Pocas motorutas nos conectan con tanta pasión al glorioso pasado de la Tarraco romana imperial como la EutichesBook. Su nombre, tomado del diestro y joven auriga Eutyches, capaz de gobernar con maestría carros de cuatro caballos y rival a muerte de Fuscus, es toda una declaración de intenciones que despliega toda su resonancia cuando leemos el eslógan de este encuentro de centauros motorizados: “Dos mil años de historia nos contemplan”. Alea Jacta Est!

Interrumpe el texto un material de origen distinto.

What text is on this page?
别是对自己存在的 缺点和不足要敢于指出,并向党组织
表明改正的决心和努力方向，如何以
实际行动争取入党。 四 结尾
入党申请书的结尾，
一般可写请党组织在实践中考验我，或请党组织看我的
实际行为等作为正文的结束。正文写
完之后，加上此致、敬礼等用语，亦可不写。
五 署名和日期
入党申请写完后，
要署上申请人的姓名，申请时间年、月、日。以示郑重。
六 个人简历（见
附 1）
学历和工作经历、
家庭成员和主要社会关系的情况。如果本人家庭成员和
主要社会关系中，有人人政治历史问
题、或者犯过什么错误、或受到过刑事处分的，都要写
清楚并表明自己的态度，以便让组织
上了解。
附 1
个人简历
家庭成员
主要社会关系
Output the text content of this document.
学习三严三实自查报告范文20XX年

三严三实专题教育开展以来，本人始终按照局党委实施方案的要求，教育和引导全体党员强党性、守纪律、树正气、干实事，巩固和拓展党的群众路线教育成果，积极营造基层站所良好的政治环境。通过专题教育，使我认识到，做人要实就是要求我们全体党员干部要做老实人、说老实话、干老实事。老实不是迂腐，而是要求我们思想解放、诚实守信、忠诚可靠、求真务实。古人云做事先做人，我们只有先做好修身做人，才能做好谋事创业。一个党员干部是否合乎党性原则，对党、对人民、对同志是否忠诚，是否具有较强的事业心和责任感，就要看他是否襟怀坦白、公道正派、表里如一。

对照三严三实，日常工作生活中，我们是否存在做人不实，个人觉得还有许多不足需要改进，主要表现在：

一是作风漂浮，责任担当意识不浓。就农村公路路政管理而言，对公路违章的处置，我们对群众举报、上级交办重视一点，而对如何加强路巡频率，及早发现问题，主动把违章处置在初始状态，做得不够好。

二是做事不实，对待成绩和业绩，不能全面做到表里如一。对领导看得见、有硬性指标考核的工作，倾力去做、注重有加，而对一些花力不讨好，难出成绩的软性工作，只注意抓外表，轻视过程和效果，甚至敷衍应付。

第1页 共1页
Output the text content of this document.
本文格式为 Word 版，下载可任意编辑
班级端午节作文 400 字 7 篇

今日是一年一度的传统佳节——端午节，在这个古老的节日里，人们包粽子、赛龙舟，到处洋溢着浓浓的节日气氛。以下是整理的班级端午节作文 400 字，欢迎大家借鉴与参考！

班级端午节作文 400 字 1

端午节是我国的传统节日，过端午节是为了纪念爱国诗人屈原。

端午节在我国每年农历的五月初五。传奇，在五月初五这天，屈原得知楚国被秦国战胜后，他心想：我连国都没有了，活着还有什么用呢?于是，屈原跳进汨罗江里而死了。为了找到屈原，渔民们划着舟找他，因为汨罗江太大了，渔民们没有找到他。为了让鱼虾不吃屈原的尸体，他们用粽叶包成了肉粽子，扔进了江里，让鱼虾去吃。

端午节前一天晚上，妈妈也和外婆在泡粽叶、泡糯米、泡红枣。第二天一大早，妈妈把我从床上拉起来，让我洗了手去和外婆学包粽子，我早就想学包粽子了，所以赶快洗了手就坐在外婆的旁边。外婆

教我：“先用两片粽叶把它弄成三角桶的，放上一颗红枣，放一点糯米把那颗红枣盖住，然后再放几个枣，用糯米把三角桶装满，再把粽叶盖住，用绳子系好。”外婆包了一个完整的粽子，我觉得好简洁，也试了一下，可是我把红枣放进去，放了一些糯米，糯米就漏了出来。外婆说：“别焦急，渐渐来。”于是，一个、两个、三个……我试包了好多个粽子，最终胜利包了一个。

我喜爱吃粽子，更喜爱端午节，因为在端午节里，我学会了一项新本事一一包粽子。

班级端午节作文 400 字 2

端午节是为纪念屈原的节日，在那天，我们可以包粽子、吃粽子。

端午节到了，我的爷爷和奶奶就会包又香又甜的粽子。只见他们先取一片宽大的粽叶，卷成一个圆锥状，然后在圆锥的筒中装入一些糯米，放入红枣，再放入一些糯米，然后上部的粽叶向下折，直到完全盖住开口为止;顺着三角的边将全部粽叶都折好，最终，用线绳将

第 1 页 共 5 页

Las encarnizadas competencias en el circo de Tarraco entre los fieros aurigas Fuscus y Eutyches fueron tan sonadas que hasta los epitafios de las lápidas de ambos cuentan su gloriosa historia entre alabanzas, sonoros panegíricos y ofrendas votivas a los dioses romanos. Eutiches es ahora también el término que designa esta contienda moderna en la que aurigas de caballos metálicos rodantes se baten contra sí mismos para superar las pruebas que les arrostrará el destino, encarnado en los más de 700 km de ruta preparados con mimo por el grandísimo Fernando “Búfalo” Gil y auspiciados por una organización detallista, entregada y bien arropada por las administraciones locales y un gran número de empresas colaboradoras. En resumen, la EutichesBook que en este 2023 llegaba a su quinta edición, es la mejor forma de montar en moto durante un día entero y honrar a los clásicos al mismo tiempo. Y tras 2000 y pico años de historia, MotoTaller se estrenó por fin en este evento. ¡Tiempo era!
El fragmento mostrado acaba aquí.